Cela fait quelques jours déjà que je suis à Nikki en temps qu’hôte du sina dunwiru, premier ministre à la cour royale de Nikki. Tous les jours, entre deux prières, je viens m’asseoir sur une des grandes nattes étalées dans la case où il reçoit tout ses hôtes, lui assis sur une peau d’animal (de bœuf sûrement). C’est là qu’il me raconte l’histoire de Nikki, telle qu’elle lui a été racontée et que j’essaie de vous raconter aussi.
Nous sommes très souvent interrompus par quelqu’un qui vient demander conseil, un autre qui vient prendre des nouvelles de son excellence, tel groupe qui vient porter allégeance, certains amis qui viennent parler de tout et de rien, l’appel à la prière du muezzin, un enfant, cousin ou neveu qui vient lui chuchoter quelque chose à l’oreille… ou un appel téléphonique.
Dans cette petite case passe et repasse un nombre indéterminé de personnes à tout moment de la journée. Ne parlant pas bariba, je reste là, parfois, à écouter mais sans comprendre les conversations. Des fois ce sont des sujets apparemment importants vu le sérieux dans le visage du visiteur ou du sina dunwiru lui-même. D’autres fois, le premier ministre essaie de mettre fin à la conversation mais son interlocuteur rebondit sur le même sujet ou sur un autre. Je sens la lassitude dans son visage mais son rang social l’oblige à se retenir et à contenir l’individu jusqu’à ce que ce dernier décide enfin de partir non sans avoir vidé toutes ses cartouches.

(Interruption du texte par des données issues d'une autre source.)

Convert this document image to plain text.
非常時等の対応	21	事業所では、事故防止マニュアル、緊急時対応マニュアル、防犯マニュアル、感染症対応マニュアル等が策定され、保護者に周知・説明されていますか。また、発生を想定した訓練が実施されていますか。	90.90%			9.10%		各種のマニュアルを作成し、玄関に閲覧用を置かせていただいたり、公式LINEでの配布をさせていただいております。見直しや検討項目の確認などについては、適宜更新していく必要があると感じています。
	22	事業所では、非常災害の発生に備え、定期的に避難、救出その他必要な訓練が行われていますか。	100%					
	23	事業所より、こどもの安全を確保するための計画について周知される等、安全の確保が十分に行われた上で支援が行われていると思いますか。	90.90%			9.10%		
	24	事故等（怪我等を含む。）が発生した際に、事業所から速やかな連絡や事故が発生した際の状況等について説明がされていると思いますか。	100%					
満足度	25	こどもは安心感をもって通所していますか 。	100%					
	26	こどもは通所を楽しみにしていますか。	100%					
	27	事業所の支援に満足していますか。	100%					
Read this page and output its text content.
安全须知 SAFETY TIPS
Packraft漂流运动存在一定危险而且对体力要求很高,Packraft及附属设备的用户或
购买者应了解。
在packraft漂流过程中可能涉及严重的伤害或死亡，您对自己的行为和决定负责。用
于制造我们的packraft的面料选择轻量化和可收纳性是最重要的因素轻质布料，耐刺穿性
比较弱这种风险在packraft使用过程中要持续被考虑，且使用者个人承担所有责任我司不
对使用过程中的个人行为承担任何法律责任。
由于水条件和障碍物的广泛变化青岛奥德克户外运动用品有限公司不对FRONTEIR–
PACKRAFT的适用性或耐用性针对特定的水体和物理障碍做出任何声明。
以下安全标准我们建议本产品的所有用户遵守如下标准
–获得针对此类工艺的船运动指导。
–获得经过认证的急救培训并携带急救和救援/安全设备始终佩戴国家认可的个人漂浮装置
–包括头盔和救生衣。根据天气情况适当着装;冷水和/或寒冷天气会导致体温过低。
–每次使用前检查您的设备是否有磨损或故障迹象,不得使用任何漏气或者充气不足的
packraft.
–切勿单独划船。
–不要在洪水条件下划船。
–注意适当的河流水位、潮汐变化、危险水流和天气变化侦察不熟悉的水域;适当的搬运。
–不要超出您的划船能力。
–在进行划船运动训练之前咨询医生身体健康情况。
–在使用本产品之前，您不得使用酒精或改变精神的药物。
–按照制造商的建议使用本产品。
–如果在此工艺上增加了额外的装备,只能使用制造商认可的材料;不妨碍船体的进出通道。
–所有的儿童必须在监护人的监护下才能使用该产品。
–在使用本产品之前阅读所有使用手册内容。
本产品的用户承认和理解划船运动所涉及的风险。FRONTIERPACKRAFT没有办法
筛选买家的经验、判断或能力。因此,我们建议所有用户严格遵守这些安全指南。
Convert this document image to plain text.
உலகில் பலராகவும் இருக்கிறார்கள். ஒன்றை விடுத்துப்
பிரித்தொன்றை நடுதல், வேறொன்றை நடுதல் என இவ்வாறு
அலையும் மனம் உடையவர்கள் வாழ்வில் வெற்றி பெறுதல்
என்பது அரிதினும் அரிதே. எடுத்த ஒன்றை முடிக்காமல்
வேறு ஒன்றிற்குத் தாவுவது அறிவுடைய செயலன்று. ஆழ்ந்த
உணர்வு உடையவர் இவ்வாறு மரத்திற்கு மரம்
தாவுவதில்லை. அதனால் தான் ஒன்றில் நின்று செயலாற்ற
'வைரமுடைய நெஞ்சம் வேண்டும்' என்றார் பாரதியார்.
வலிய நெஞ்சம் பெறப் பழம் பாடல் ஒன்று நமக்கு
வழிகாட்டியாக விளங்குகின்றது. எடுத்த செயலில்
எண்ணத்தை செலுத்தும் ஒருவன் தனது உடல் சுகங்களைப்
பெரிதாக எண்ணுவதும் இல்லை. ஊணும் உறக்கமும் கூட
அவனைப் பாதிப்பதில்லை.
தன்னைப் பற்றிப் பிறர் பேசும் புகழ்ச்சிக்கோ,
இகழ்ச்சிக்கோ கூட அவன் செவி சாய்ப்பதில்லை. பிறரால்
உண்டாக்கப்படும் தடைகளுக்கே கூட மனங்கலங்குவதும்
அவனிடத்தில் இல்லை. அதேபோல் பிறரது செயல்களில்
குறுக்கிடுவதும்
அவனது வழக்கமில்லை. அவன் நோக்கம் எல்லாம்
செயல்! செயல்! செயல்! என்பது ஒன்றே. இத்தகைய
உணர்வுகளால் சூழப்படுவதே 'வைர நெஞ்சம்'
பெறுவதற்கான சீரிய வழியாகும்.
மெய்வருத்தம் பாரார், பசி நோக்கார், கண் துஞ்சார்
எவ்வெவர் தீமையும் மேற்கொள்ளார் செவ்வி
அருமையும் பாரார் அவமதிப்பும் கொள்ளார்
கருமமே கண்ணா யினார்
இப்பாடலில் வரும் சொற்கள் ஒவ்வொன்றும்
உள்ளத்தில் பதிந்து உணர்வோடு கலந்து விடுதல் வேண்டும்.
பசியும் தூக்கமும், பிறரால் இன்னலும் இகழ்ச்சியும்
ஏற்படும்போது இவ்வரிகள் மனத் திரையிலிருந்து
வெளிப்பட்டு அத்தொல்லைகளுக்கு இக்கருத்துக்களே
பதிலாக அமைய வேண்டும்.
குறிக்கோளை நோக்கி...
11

Plusieurs sujets sont abordés lors de nos entretiens. L’histoire de Nikki, évidemment, mais aussi la religion, les us et coutumes, les classes sociales…
Ce qui retient plus mon attention dans le récit de ce jour est l’histoire de ceux qu’on appelle les gando chez les Bariba. Il y a deux catégories de gando. La première se compose
des personnes capturées par les Wassangari lors de leurs nombreuses razzias tout le long de leur périple jusqu’à Nikki. Ces prisonniers jouent le rôle de serviteurs ou d’esclaves à la cour royale ou travaillent comme ouvriers dans les champs par exemple.
La deuxième catégorie de gando est issue des enfants de princes ou autres dignitaires de Nikki. Selon une des croyances du milieu, les enfants qui naissent par le siège ou par d’autres façons anormales, ceux qui naissent avec des dents ou qui les poussent par le haut, ceux qui naissent avec des malformations, sont porteurs de mauvaise augure ou de malédiction. Ces enfants à leur naissance ne peuvent donc pas rester dans les familles au risque d’attirer le malheur sur ces dernières. Ils sont confiés aux Peulhs qui se chargent de les garder avec eux en brousse. Ces bébés sont posés au milieu des troupeaux. Si les ‘’mauvais esprits’’ qui les habitent veulent opérer, ils sont retenus par les animaux dans la brousse de telle manière qu’ils ne puissent venir importuner les habitants du royaume. Cette deuxième catégorie de gando est donc condamnée à vivre avec les Peulhs et les animaux en brousse. Bien qu’ils soient des enfants de princes, ils sont interdits d’habiter au sein de leurs communautés et ne peuvent au grand jamais accéder un jour au trône de Nikki.